It’s hard to imagine a more comprehensive book about salt than Salted: A Manifesto on the World’s Most Essential Mineral, with Recipes (October 12, Ten Speed Press) by Mark Bitterman, the salt purveyor at the Meadow, an artisanal-product shop in Portland, Oregon. At 320 pages, it’s as much cookbook as textbook, divided into three large sections: a history of saltmaking (“The Life of Salt”), a reference guide covering over 150 varieties, and some tips on how to salt your foods as well as some starter recipes.
I only know two things about salt: recipes usually call for the “sea salt” kind, and always, always put it on steak. The latter Bitterman confirms in his introduction, the former he debunks, sort of: What’s often marketed as sea salt, Bitterman says, is really misclassified earth-mined crystals (take that, Morton). There are, according to the book’s classification, seven major types of artisanal salt: fleur de sel, sel gris, traditional salt, flake salt, shio, rock salt, unconventional salt, and modified salt (whatever that means). Though Bitterman claims to learn about several new salts a week, he includes detailed information on just about every one you could imagine, including flavor profiles and suggested food pairings.
To better understand Bitterman’s obsession with salt, I took the book to a local supermarket and checked out what kinds of artisanal salts were available. They had a few on hand, including several brands of fleur de sel and Himalayan pink. But I chose the Maldon, an $8 English flake salt that seemed versatile enough — Bitterman recommends it with raw vegetables but says it’s good “almost anywhere else.” He also says it’s “harsh” and “minerally,” which is true: When you take it out of the box, the flakes look almost impossibly big and rocky. They taste a little abrasive but not unpleasant. This is salt you notice — great for throwing on food, not so great for licking with tequila shots.
The book uses Maldon in a butter leaf salad, but that seemed boring, so instead I substituted it in the steak tartare recipe. Making the tartare is easy enough: The hardest part is slicing up the beef tenderloin into small pieces (uncooked steak can be a little difficult to cut). After mixing in a dollop of Dijon, some Worcestershire sauce, and pepper, you form the beef into small mounds on plates and serve it with a few accompaniments: a raw egg yolk on top, chopped onions and chives, anchovies and capers mashed in olive oil and sherry vinegar, more mustard, and of course, salt. The whole process takes about half an hour. Mix it all together with a fork and serve on toast.

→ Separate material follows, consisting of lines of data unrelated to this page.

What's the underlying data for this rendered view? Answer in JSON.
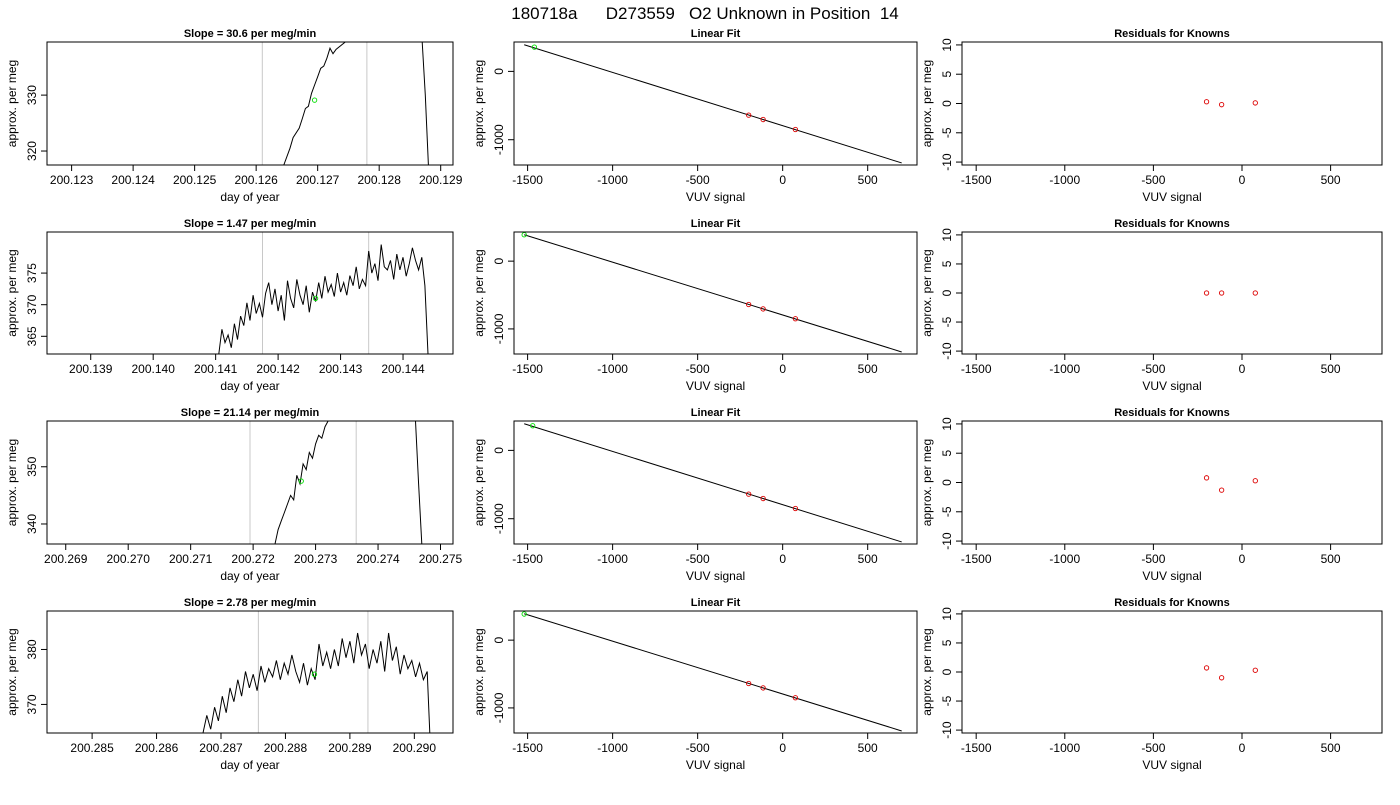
{
  "page_title": "180718a      D273559   O2 Unknown in Position  14",
  "colors": {
    "trace": "#000000",
    "interval_line": "#c8c8c8",
    "unknown_point": "#00dd00",
    "known_point": "#dd0000",
    "fit_line": "#000000"
  },
  "chart_data": [
    {
      "type": "line",
      "title": "Slope =  30.6  per meg/min",
      "xlabel": "day of year",
      "ylabel": "approx. per meg",
      "xlim": [
        200.1226,
        200.1292
      ],
      "ylim": [
        317.5,
        339.5
      ],
      "xticks": [
        "200.123",
        "200.124",
        "200.125",
        "200.126",
        "200.127",
        "200.128",
        "200.129"
      ],
      "yticks": [
        "320",
        "330"
      ],
      "interval_lines_x": [
        200.1261,
        200.1278
      ],
      "unknown_point": {
        "x": 200.12695,
        "y": 329.1
      },
      "series": [
        {
          "x": [
            200.12645,
            200.12655,
            200.1266,
            200.1267,
            200.12675,
            200.1268,
            200.12685,
            200.1269,
            200.12695,
            200.127,
            200.12705,
            200.1271,
            200.12715,
            200.1272,
            200.12725,
            200.1273,
            200.12745,
            200.1287,
            200.12875,
            200.1288
          ],
          "y": [
            317.5,
            320.5,
            322.4,
            324.1,
            325.8,
            327.6,
            328.0,
            330.3,
            331.8,
            333.3,
            334.8,
            335.2,
            336.6,
            338.4,
            337.4,
            338.2,
            339.5,
            339.5,
            330.0,
            317.5
          ]
        }
      ]
    },
    {
      "type": "line",
      "title": "Linear Fit",
      "xlabel": "VUV signal",
      "ylabel": "approx. per meg",
      "xlim": [
        -1580,
        790
      ],
      "ylim": [
        -1370,
        430
      ],
      "xticks": [
        -1500,
        -1000,
        -500,
        0,
        500
      ],
      "yticks": [
        0,
        -1000
      ],
      "fit": {
        "x": [
          -1520,
          700
        ],
        "y": [
          390,
          -1340
        ]
      },
      "known_points": [
        {
          "x": -200,
          "y": -640
        },
        {
          "x": -115,
          "y": -705
        },
        {
          "x": 75,
          "y": -850
        }
      ],
      "unknown_point": {
        "x": -1460,
        "y": 355
      }
    },
    {
      "type": "scatter",
      "title": "Residuals for Knowns",
      "xlabel": "VUV signal",
      "ylabel": "approx. per meg",
      "xlim": [
        -1580,
        790
      ],
      "ylim": [
        -10.5,
        10.5
      ],
      "xticks": [
        -1500,
        -1000,
        -500,
        0,
        500
      ],
      "yticks": [
        10,
        5,
        0,
        -5,
        -10
      ],
      "points": [
        {
          "x": -200,
          "y": 0.3
        },
        {
          "x": -115,
          "y": -0.2
        },
        {
          "x": 75,
          "y": 0.1
        }
      ]
    },
    {
      "type": "line",
      "title": "Slope =  1.47  per meg/min",
      "xlabel": "day of year",
      "ylabel": "approx. per meg",
      "xlim": [
        200.1383,
        200.1448
      ],
      "ylim": [
        362.2,
        381.5
      ],
      "xticks": [
        "200.139",
        "200.140",
        "200.141",
        "200.142",
        "200.143",
        "200.144"
      ],
      "yticks": [
        "365",
        "370",
        "375"
      ],
      "interval_lines_x": [
        200.14175,
        200.14345
      ],
      "unknown_point": {
        "x": 200.1426,
        "y": 371.0
      },
      "series": [
        {
          "x": [
            200.14105,
            200.1411,
            200.14115,
            200.1412,
            200.14125,
            200.1413,
            200.14135,
            200.1414,
            200.14145,
            200.1415,
            200.14155,
            200.1416,
            200.14165,
            200.1417,
            200.14175,
            200.1418,
            200.14185,
            200.1419,
            200.14195,
            200.142,
            200.14205,
            200.1421,
            200.14215,
            200.1422,
            200.14225,
            200.1423,
            200.14235,
            200.1424,
            200.14245,
            200.1425,
            200.14255,
            200.1426,
            200.14265,
            200.1427,
            200.14275,
            200.1428,
            200.14285,
            200.1429,
            200.14295,
            200.143,
            200.14305,
            200.1431,
            200.14315,
            200.1432,
            200.14325,
            200.1433,
            200.14335,
            200.1434,
            200.14345,
            200.1435,
            200.14355,
            200.1436,
            200.14365,
            200.1437,
            200.14375,
            200.1438,
            200.14385,
            200.1439,
            200.14395,
            200.144,
            200.14405,
            200.1441,
            200.14415,
            200.1442,
            200.14425,
            200.1443,
            200.14435,
            200.1444
          ],
          "y": [
            362.2,
            366.1,
            364.0,
            365.2,
            363.2,
            367.0,
            364.5,
            368.2,
            366.7,
            370.3,
            367.5,
            371.5,
            368.6,
            370.2,
            368.0,
            371.8,
            373.5,
            370.0,
            372.5,
            369.0,
            371.5,
            367.5,
            373.8,
            371.0,
            369.5,
            374.0,
            371.5,
            370.0,
            373.0,
            368.8,
            372.0,
            370.5,
            373.5,
            371.0,
            374.5,
            372.0,
            373.2,
            371.3,
            375.0,
            372.0,
            373.5,
            371.5,
            374.6,
            373.0,
            376.0,
            372.5,
            374.0,
            373.0,
            378.5,
            375.0,
            376.5,
            373.8,
            379.5,
            376.0,
            375.5,
            377.0,
            374.0,
            378.0,
            375.5,
            377.5,
            374.5,
            376.5,
            379.0,
            377.0,
            375.5,
            377.5,
            373.0,
            362.2
          ]
        }
      ]
    },
    {
      "type": "line",
      "title": "Linear Fit",
      "xlabel": "VUV signal",
      "ylabel": "approx. per meg",
      "xlim": [
        -1580,
        790
      ],
      "ylim": [
        -1370,
        430
      ],
      "xticks": [
        -1500,
        -1000,
        -500,
        0,
        500
      ],
      "yticks": [
        0,
        -1000
      ],
      "fit": {
        "x": [
          -1520,
          700
        ],
        "y": [
          390,
          -1340
        ]
      },
      "known_points": [
        {
          "x": -200,
          "y": -640
        },
        {
          "x": -115,
          "y": -705
        },
        {
          "x": 75,
          "y": -850
        }
      ],
      "unknown_point": {
        "x": -1520,
        "y": 390
      }
    },
    {
      "type": "scatter",
      "title": "Residuals for Knowns",
      "xlabel": "VUV signal",
      "ylabel": "approx. per meg",
      "xlim": [
        -1580,
        790
      ],
      "ylim": [
        -10.5,
        10.5
      ],
      "xticks": [
        -1500,
        -1000,
        -500,
        0,
        500
      ],
      "yticks": [
        10,
        5,
        0,
        -5,
        -10
      ],
      "points": [
        {
          "x": -200,
          "y": 0.0
        },
        {
          "x": -115,
          "y": 0.0
        },
        {
          "x": 75,
          "y": 0.0
        }
      ]
    },
    {
      "type": "line",
      "title": "Slope =  21.14  per meg/min",
      "xlabel": "day of year",
      "ylabel": "approx. per meg",
      "xlim": [
        200.2687,
        200.2752
      ],
      "ylim": [
        336.5,
        358.0
      ],
      "xticks": [
        "200.269",
        "200.270",
        "200.271",
        "200.272",
        "200.273",
        "200.274",
        "200.275"
      ],
      "yticks": [
        "340",
        "350"
      ],
      "interval_lines_x": [
        200.27195,
        200.27365
      ],
      "unknown_point": {
        "x": 200.27277,
        "y": 347.5
      },
      "series": [
        {
          "x": [
            200.27235,
            200.2724,
            200.27245,
            200.2725,
            200.27255,
            200.2726,
            200.27265,
            200.2727,
            200.27275,
            200.2728,
            200.27285,
            200.2729,
            200.27295,
            200.273,
            200.27305,
            200.2731,
            200.27315,
            200.2732,
            200.2733,
            200.2746,
            200.27465,
            200.2747
          ],
          "y": [
            336.5,
            339.0,
            340.5,
            342.0,
            343.5,
            345.0,
            344.2,
            348.5,
            347.0,
            350.5,
            349.5,
            352.5,
            351.5,
            354.0,
            355.5,
            355.0,
            357.0,
            358.0,
            358.0,
            358.0,
            347.0,
            336.5
          ]
        }
      ]
    },
    {
      "type": "line",
      "title": "Linear Fit",
      "xlabel": "VUV signal",
      "ylabel": "approx. per meg",
      "xlim": [
        -1580,
        790
      ],
      "ylim": [
        -1370,
        430
      ],
      "xticks": [
        -1500,
        -1000,
        -500,
        0,
        500
      ],
      "yticks": [
        0,
        -1000
      ],
      "fit": {
        "x": [
          -1520,
          700
        ],
        "y": [
          390,
          -1340
        ]
      },
      "known_points": [
        {
          "x": -200,
          "y": -640
        },
        {
          "x": -115,
          "y": -705
        },
        {
          "x": 75,
          "y": -850
        }
      ],
      "unknown_point": {
        "x": -1470,
        "y": 360
      }
    },
    {
      "type": "scatter",
      "title": "Residuals for Knowns",
      "xlabel": "VUV signal",
      "ylabel": "approx. per meg",
      "xlim": [
        -1580,
        790
      ],
      "ylim": [
        -10.5,
        10.5
      ],
      "xticks": [
        -1500,
        -1000,
        -500,
        0,
        500
      ],
      "yticks": [
        10,
        5,
        0,
        -5,
        -10
      ],
      "points": [
        {
          "x": -200,
          "y": 0.8
        },
        {
          "x": -115,
          "y": -1.3
        },
        {
          "x": 75,
          "y": 0.3
        }
      ]
    },
    {
      "type": "line",
      "title": "Slope =  2.78  per meg/min",
      "xlabel": "day of year",
      "ylabel": "approx. per meg",
      "xlim": [
        200.2843,
        200.2906
      ],
      "ylim": [
        364.8,
        387.0
      ],
      "xticks": [
        "200.285",
        "200.286",
        "200.287",
        "200.288",
        "200.289",
        "200.290"
      ],
      "yticks": [
        "370",
        "380"
      ],
      "interval_lines_x": [
        200.28758,
        200.28928
      ],
      "unknown_point": {
        "x": 200.28845,
        "y": 375.5
      },
      "series": [
        {
          "x": [
            200.28672,
            200.28678,
            200.28684,
            200.2869,
            200.28696,
            200.28702,
            200.28708,
            200.28714,
            200.2872,
            200.28726,
            200.28732,
            200.28738,
            200.28744,
            200.2875,
            200.28756,
            200.28762,
            200.28768,
            200.28774,
            200.2878,
            200.28786,
            200.28792,
            200.28798,
            200.28804,
            200.2881,
            200.28816,
            200.28822,
            200.28828,
            200.28834,
            200.2884,
            200.28846,
            200.28852,
            200.28858,
            200.28864,
            200.2887,
            200.28876,
            200.28882,
            200.28888,
            200.28894,
            200.289,
            200.28906,
            200.28912,
            200.28918,
            200.28924,
            200.2893,
            200.28936,
            200.28942,
            200.28948,
            200.28954,
            200.2896,
            200.28966,
            200.28972,
            200.28978,
            200.28984,
            200.2899,
            200.28996,
            200.29002,
            200.29008,
            200.29014,
            200.2902,
            200.29024
          ],
          "y": [
            364.8,
            368.0,
            365.5,
            369.5,
            367.0,
            371.5,
            368.5,
            373.0,
            370.5,
            374.5,
            371.5,
            376.0,
            373.0,
            375.5,
            372.5,
            377.0,
            374.0,
            376.5,
            375.0,
            378.0,
            374.5,
            377.5,
            375.5,
            379.0,
            376.0,
            374.0,
            377.5,
            373.5,
            376.5,
            374.5,
            381.0,
            377.0,
            379.5,
            376.5,
            380.0,
            377.0,
            382.0,
            378.5,
            381.5,
            377.5,
            383.0,
            379.0,
            381.0,
            376.5,
            380.0,
            377.5,
            381.5,
            376.0,
            383.0,
            378.0,
            380.5,
            375.5,
            379.0,
            376.5,
            378.0,
            375.0,
            377.5,
            374.5,
            376.0,
            364.8
          ]
        }
      ]
    },
    {
      "type": "line",
      "title": "Linear Fit",
      "xlabel": "VUV signal",
      "ylabel": "approx. per meg",
      "xlim": [
        -1580,
        790
      ],
      "ylim": [
        -1370,
        430
      ],
      "xticks": [
        -1500,
        -1000,
        -500,
        0,
        500
      ],
      "yticks": [
        0,
        -1000
      ],
      "fit": {
        "x": [
          -1520,
          700
        ],
        "y": [
          390,
          -1340
        ]
      },
      "known_points": [
        {
          "x": -200,
          "y": -640
        },
        {
          "x": -115,
          "y": -705
        },
        {
          "x": 75,
          "y": -850
        }
      ],
      "unknown_point": {
        "x": -1520,
        "y": 385
      }
    },
    {
      "type": "scatter",
      "title": "Residuals for Knowns",
      "xlabel": "VUV signal",
      "ylabel": "approx. per meg",
      "xlim": [
        -1580,
        790
      ],
      "ylim": [
        -10.5,
        10.5
      ],
      "xticks": [
        -1500,
        -1000,
        -500,
        0,
        500
      ],
      "yticks": [
        10,
        5,
        0,
        -5,
        -10
      ],
      "points": [
        {
          "x": -200,
          "y": 0.7
        },
        {
          "x": -115,
          "y": -1.0
        },
        {
          "x": 75,
          "y": 0.3
        }
      ]
    }
  ]
}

The tartare was great: acidic, fresh, crunchy. But while it tasted like lots of things — mustard, vinegar, egg yolk — least of them was salt. The Maldon gets a little lost among all the other strong ingredients. It’d work better on a simply cooked New York strip, or some roasted vegetables. It makes sense that most of the other recipes stick to just a few ingredients — the book is great as an introduction (albeit a somewhat overwhelming one) to the many kinds of salt out there, but it’s not necessarily the best way to prepare dinner.
As an experiment, I also tried sprinkling the salt on some asparagus with olive oil and lemon juice and throwing it in the oven on 350 degrees for about ten minutes. Roasted asparagus makes the perfect salt dish, as it turns out: It’s simple, fresh, and it doesn’t need much. The harshness of the Maldon, with the lightness of the vegetables and lemon, was just about perfect.